Ucrânia vive pesadelo em meio a ataques russos no pior inverno da guerra

A Ucrânia enfrenta o inverno mais severo desde o início da invasão russa.


Com o foco global desviado para crises sucessivas na Venezuela e no Irã, a Guerra da Ucrânia prossegue com intensidade renovada e um drama humanitário crescente, marcado por ataques russos ao sistema energético do país. A Ucrânia enfrenta o inverno mais severo desde o início da invasão russa, em fevereiro de 2022.

Nesta terça-feira (13), as forças de Moscou realizaram o ataque mais concentrado do ano contra a região de Kiev, que ainda se recuperava de um grande bombardeio ocorrido no fim de semana anterior. Segundo autoridades ucranianas, foram lançados 293 drones, dos quais 240 teriam sido abatidos, além de 18 mísseis, dos quais sete foram interceptados. A capital e sua região metropolitana amanheceram sem energia elétrica em cerca de metade do território, afetando sistemas de aquecimento e de abastecimento de água. As temperaturas chegaram a -12°C, com registro de fortes nevascas.

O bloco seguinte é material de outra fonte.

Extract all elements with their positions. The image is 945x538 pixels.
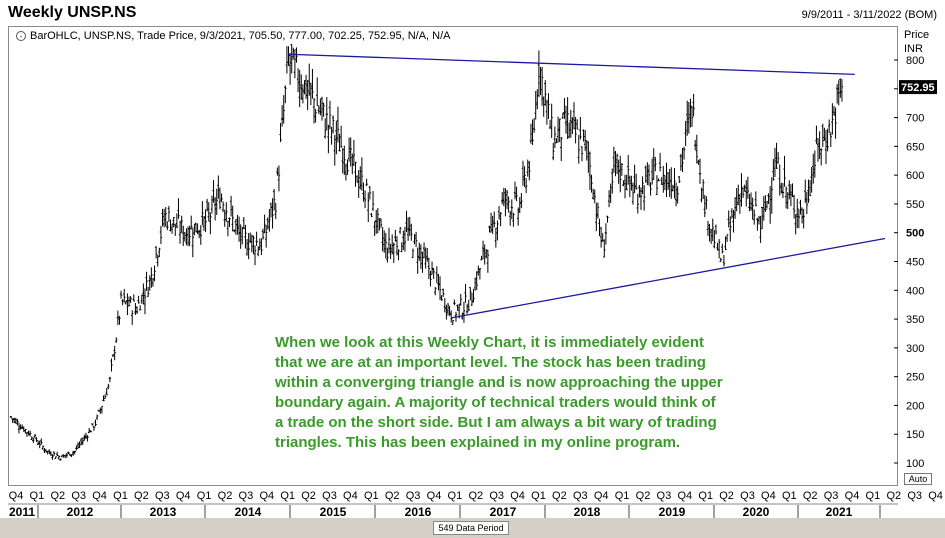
x-tick-label: Q4 [845, 490, 860, 502]
last-price-label: 752.95 [901, 82, 935, 94]
y-tick-label: 700 [906, 113, 924, 125]
x-tick-label: Q3 [406, 490, 421, 502]
x-tick-label: Q1 [280, 490, 295, 502]
x-tick-label: Q2 [552, 490, 567, 502]
x-tick-label: Q3 [740, 490, 755, 502]
y-tick-label: 800 [906, 55, 924, 67]
x-year-label: 2017 [490, 505, 517, 519]
x-tick-label: Q2 [886, 490, 901, 502]
x-year-label: 2013 [150, 505, 177, 519]
x-tick-label: Q1 [531, 490, 546, 502]
x-tick-label: Q4 [9, 490, 24, 502]
x-tick-label: Q3 [573, 490, 588, 502]
y-tick-label: 650 [906, 141, 924, 153]
x-tick-label: Q3 [155, 490, 170, 502]
x-tick-label: Q4 [594, 490, 609, 502]
auto-scale-button[interactable]: Auto [904, 473, 932, 485]
x-tick-label: Q3 [322, 490, 337, 502]
x-tick-label: Q4 [343, 490, 358, 502]
ohlc-bars [9, 43, 844, 461]
x-year-label: 2011 [9, 505, 35, 519]
y-tick-label: 600 [906, 170, 924, 182]
x-axis: Q4 Q1 Q2 Q3 Q4 Q1 Q2 Q3 Q4 Q1 Q2 Q3 Q4 Q1 Q2 Q3 Q4 Q1 Q2 Q3… [8, 490, 943, 519]
y-axis-title-currency: INR [904, 43, 923, 55]
x-year-label: 2012 [67, 505, 94, 519]
x-tick-label: Q1 [615, 490, 630, 502]
y-tick-label: 200 [906, 400, 924, 412]
x-tick-label: Q2 [803, 490, 818, 502]
x-tick-label: Q2 [218, 490, 233, 502]
x-tick-label: Q1 [30, 490, 45, 502]
trendlines [288, 53, 886, 319]
trendline-lower [451, 237, 886, 319]
x-tick-label: Q3 [907, 490, 922, 502]
y-tick-label: 250 [906, 372, 924, 384]
x-year-label: 2015 [320, 505, 347, 519]
x-tick-label: Q4 [92, 490, 107, 502]
y-tick-label: 100 [906, 458, 924, 470]
y-tick-label: 500 [906, 228, 924, 240]
x-tick-label: Q4 [259, 490, 274, 502]
x-tick-label: Q2 [134, 490, 149, 502]
x-tick-label: Q2 [50, 490, 65, 502]
y-axis-title-price: Price [904, 29, 930, 41]
x-tick-label: Q2 [719, 490, 734, 502]
x-tick-label: Q3 [489, 490, 504, 502]
y-tick-label: 550 [906, 199, 924, 211]
last-price-badge [899, 80, 937, 95]
x-tick-label: Q2 [636, 490, 651, 502]
x-tick-label: Q1 [782, 490, 797, 502]
x-year-label: 2019 [659, 505, 686, 519]
x-tick-label: Q4 [510, 490, 525, 502]
x-tick-label: Q2 [468, 490, 483, 502]
x-tick-label: Q3 [71, 490, 86, 502]
x-tick-label: Q1 [197, 490, 212, 502]
x-tick-label: Q2 [385, 490, 400, 502]
x-tick-label: Q4 [928, 490, 943, 502]
x-tick-label: Q1 [698, 490, 713, 502]
y-tick-label: 150 [906, 429, 924, 441]
x-year-label: 2018 [574, 505, 601, 519]
x-year-label: 2020 [743, 505, 770, 519]
y-tick-label: 450 [906, 257, 924, 269]
x-tick-label: Q3 [239, 490, 254, 502]
x-tick-label: Q2 [301, 490, 316, 502]
chart-header: Weekly UNSP.NS 9/9/2011 - 3/11/2022 (BOM… [0, 0, 945, 26]
y-axis: 100 150 200 250 300 350 400 450 500 550 600 650 700 7… [894, 55, 937, 470]
x-tick-label: Q1 [113, 490, 128, 502]
x-year-label: 2021 [826, 505, 853, 519]
series-legend[interactable]: - BarOHLC, UNSP.NS, Trade Price, 9/3/202… [16, 30, 451, 42]
date-range: 9/9/2011 - 3/11/2022 (BOM) [801, 9, 937, 21]
series-settings-icon[interactable]: - [16, 31, 26, 41]
y-tick-label: 400 [906, 285, 924, 297]
x-tick-label: Q3 [824, 490, 839, 502]
chart-annotation: When we look at this Weekly Chart, it is… [275, 334, 723, 451]
x-tick-label: Q1 [866, 490, 881, 502]
x-tick-label: Q4 [677, 490, 692, 502]
series-legend-text: BarOHLC, UNSP.NS, Trade Price, 9/3/2021,… [30, 30, 451, 42]
x-tick-label: Q1 [448, 490, 463, 502]
data-period-indicator[interactable]: 549 Data Period [433, 521, 509, 535]
x-tick-label: Q3 [657, 490, 672, 502]
x-tick-label: Q4 [427, 490, 442, 502]
x-tick-label: Q4 [761, 490, 776, 502]
x-year-label: 2014 [235, 505, 262, 519]
x-tick-label: Q1 [364, 490, 379, 502]
trendline-upper [288, 53, 855, 76]
x-tick-label: Q4 [176, 490, 191, 502]
y-tick-label: 350 [906, 314, 924, 326]
x-year-label: 2016 [405, 505, 432, 519]
y-tick-label: 300 [906, 343, 924, 355]
chart-title: Weekly UNSP.NS [8, 4, 137, 21]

De acordo com o governo ucraniano, o número de imóveis sem energia permanece na casa dos milhares — eram 6.000 ao longo do fim de semana, mas os reparos reduziram o total para 800 na segunda-feira (12). “A Rússia precisa entender que o frio não vai ganhar a guerra”, afirmou, no X (antigo Twitter), o presidente da Ucrânia, Volodymyr Zelensky.

O impacto, contudo, tem sido elevado. “Comparada a todos os invernos anteriores, esta é a pior situação”, disse Olena Pavlenko, chefe da consultoria energética DiXi Group, ao jornal Kyiv Independent.

Avaliação semelhante foi feita por Mikhailo Antonenko, jornalista de Kharkiv que deixou a cidade da linha de frente em novembro. “Estou agora em trânsito de volta”, relatou, por mensagem. “Não dá mais; passei quatro dias sem energia”, afirmou.

Moradores da capital ucraniana recorrem a improvisos ou a um dos cerca de 1.200 abrigos aquecidos mantidos pela prefeitura. Kiev também instalou 68 pontos com geradores distribuídos pela cidade, onde a população pode se aquecer e carregar aparelhos eletrônicos.

Após o ataque russo da madrugada de quinta-feira (8) para sexta-feira (9), quando metade da cidade ficou sem luz, a prefeitura recomendou que moradores com condições deixassem temporariamente Kiev. A administração municipal nega tratar-se de uma ordem de evacuação, destacando a inviabilidade de realocar seus cerca de 3 milhões de habitantes.

Os sinais da crise se espalham pelo país. Em Krivii Rih, cidade natal de Zelensky, um relatório da ONU, discutido no Conselho de Segurança, aponta falta crônica de energia. Assim como em Kiev, moradores derretem neve para obter água potável.

Além da eletricidade, ataques russos têm atingido sistemas de estocagem e de distribuição de gás, essenciais para o aquecimento. Em uma resposta simbólica, Moscou lançou um míssil Oreshnik — projetado para cenários de guerra nuclear — contra uma instalação de reparo de aeronaves próxima à fronteira com a Polônia, membro da OTAN.

Em sua primeira aparição pública do ano, na segunda-feira, o presidente russo Vladimir Putin discutiu o programa de rearmamento do país com o vice-primeiro-ministro Denis Manturov. Na retórica do Kremlin, a guerra segue a pleno vapor.